Le fait d’être indépendante comme je l’ai été depuis le début et d’avoir toujours fait en sorte de le rester est une satisfaction pour moi. Le fait d’être en mesure de fournir de l’information souvent inédite parce que j’ai pris le temps d’aller la chercher (c’est comme une chasse au trésor, croyez-moi) et parce que j’ai aussi pris le temps de croiser et recroiser les sources pour m’assurer de leur fiabilité avant de les publier est une satisfaction pour moi.

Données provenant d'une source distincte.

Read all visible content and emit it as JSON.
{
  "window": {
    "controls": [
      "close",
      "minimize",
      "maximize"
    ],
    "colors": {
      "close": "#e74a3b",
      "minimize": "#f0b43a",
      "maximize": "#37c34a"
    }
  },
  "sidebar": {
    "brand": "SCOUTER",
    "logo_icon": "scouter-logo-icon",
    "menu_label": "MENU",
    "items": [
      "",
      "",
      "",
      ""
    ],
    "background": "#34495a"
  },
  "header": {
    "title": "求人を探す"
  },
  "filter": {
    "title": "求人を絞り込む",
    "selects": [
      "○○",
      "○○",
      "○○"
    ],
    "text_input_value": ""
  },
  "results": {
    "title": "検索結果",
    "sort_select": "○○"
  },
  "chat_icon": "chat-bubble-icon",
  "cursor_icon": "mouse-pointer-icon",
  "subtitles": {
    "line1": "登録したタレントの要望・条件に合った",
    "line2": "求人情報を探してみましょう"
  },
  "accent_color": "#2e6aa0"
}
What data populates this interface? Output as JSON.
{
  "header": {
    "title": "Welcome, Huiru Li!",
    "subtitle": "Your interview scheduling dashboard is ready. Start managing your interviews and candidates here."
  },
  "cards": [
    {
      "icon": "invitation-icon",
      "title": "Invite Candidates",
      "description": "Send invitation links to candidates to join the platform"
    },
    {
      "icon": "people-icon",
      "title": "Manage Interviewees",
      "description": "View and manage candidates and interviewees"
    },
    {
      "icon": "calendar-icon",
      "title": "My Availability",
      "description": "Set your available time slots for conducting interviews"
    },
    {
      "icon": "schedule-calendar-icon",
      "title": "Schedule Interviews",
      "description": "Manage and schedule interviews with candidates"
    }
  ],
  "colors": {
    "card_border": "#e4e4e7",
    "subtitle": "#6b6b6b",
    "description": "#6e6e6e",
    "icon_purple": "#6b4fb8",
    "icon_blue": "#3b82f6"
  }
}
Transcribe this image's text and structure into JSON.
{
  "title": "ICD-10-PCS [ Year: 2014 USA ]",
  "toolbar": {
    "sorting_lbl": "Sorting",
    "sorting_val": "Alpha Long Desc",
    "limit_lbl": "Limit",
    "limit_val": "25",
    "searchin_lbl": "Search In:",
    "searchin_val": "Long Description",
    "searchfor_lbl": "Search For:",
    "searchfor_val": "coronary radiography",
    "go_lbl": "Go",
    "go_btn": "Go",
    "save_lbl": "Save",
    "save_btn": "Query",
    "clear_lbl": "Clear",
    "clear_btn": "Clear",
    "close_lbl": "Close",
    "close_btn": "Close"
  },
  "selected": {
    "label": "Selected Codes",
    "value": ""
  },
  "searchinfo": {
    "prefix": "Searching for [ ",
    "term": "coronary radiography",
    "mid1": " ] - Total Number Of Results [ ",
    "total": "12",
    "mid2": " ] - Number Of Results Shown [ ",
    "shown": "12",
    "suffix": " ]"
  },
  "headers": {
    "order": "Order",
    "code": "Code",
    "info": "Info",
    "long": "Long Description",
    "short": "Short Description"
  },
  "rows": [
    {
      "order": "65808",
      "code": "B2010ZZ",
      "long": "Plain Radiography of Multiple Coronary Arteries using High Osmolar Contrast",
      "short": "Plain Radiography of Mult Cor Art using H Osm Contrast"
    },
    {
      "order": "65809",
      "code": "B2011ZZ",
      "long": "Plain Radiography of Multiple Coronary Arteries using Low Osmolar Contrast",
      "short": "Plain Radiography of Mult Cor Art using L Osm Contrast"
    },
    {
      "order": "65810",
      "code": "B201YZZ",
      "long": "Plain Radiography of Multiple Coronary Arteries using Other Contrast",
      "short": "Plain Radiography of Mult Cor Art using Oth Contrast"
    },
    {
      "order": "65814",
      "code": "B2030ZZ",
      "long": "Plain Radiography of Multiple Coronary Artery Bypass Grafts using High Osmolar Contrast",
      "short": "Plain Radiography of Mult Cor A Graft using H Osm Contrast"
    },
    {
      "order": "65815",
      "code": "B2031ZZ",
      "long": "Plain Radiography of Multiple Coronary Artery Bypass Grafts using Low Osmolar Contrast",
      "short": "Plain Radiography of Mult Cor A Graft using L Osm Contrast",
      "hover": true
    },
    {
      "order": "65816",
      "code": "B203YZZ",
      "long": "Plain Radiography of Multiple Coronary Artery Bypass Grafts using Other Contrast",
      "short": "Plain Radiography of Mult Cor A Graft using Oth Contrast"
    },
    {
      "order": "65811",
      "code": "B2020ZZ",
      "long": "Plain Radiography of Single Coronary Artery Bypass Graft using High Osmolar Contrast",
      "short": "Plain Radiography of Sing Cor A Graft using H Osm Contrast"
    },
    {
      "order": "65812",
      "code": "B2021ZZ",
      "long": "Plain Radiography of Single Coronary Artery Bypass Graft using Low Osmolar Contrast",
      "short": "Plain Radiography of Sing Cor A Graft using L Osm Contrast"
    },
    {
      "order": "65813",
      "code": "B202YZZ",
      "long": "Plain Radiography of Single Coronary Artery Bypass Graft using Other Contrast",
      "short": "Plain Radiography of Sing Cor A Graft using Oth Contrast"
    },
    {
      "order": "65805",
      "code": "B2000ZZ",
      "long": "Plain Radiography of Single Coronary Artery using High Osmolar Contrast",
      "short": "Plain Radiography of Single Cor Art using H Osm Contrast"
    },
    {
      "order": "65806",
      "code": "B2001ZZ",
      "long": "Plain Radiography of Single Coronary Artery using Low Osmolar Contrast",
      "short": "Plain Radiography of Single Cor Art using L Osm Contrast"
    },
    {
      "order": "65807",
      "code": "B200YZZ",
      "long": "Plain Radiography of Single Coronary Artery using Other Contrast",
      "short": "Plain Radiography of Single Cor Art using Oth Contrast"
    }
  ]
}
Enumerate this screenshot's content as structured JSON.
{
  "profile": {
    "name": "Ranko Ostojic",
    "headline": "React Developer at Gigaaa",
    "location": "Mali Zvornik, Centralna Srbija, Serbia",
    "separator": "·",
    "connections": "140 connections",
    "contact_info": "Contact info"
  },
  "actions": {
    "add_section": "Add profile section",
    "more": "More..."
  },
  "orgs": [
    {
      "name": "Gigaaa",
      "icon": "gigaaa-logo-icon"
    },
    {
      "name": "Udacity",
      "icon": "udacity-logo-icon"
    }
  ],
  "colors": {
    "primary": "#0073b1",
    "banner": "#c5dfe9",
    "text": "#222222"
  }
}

Je ne suis pas journaliste, je n’en ai pas la formation, mais je sais que par certains aspects, mon travail s’en rapproche. J’aime le rédactionnel, j’aime creuser un sujet pour un article, j’aime sentir chez moi une certaine maîtrise d’un thème précis. Mais tout ça prend du temps. Le public veut l’information tout de suite, l’éditeur veut que l’information soit diffusée tout de suite. Le blogueur/webmaster veut faire plaisir à l’éditeur et à son public tout de suite. J’ai aussi joué le jeu du tout de suite mais rarement avec l’éditeur dans la boucle. Je prenais même un malin plaisir à les griller dès que j’en avais l’occasion. Quand je balayais les catalogues après une foire internationale du livre pour savoir qui avait acheté quels droits, ça me prenait de très longues heures, mais j’avais la satisfaction de fournir une information utile et totalement inédite qu’on allait probablement me repiquer en pensant éventuellement à me citer comme source. Le net est ainsi. Ça demande juste plus de travail et de temps, mais c’est tellement plus gratifiant et motivant. Une autre information est donc possible, même au niveau des simples générateurs de contenus comme moi. Et c’est bien ce qui travaille aussi les journalistes professionnels du jeu vidéo. Comment trouver le juste milieu entre la com’ imposée par les éditeurs qu’il faut passer sous peine d’être à la masse et leur indépendance ? Comment garder son statut de journaliste dans la jungle du net où n’importe qui d’un tant soit peu réactif peut devenir un outil de communication malléable et programmable à la merci des éditeurs ? Souhaitons leur de trouver une solution viable. Souhaitons aussi aux blogueurs/webmasters de l’imaginaire et d’ailleurs de ne pas totalement se perdre dans ce monde. Personnellement, je pense être restée égale à moi-même, mais j’ai fait le choix de partir vers d’autres horizons. Et croyez-bien que passer d’une passion à une autre, ça évite de s’encroûter le cerveau. Et ça, c’est important aussi.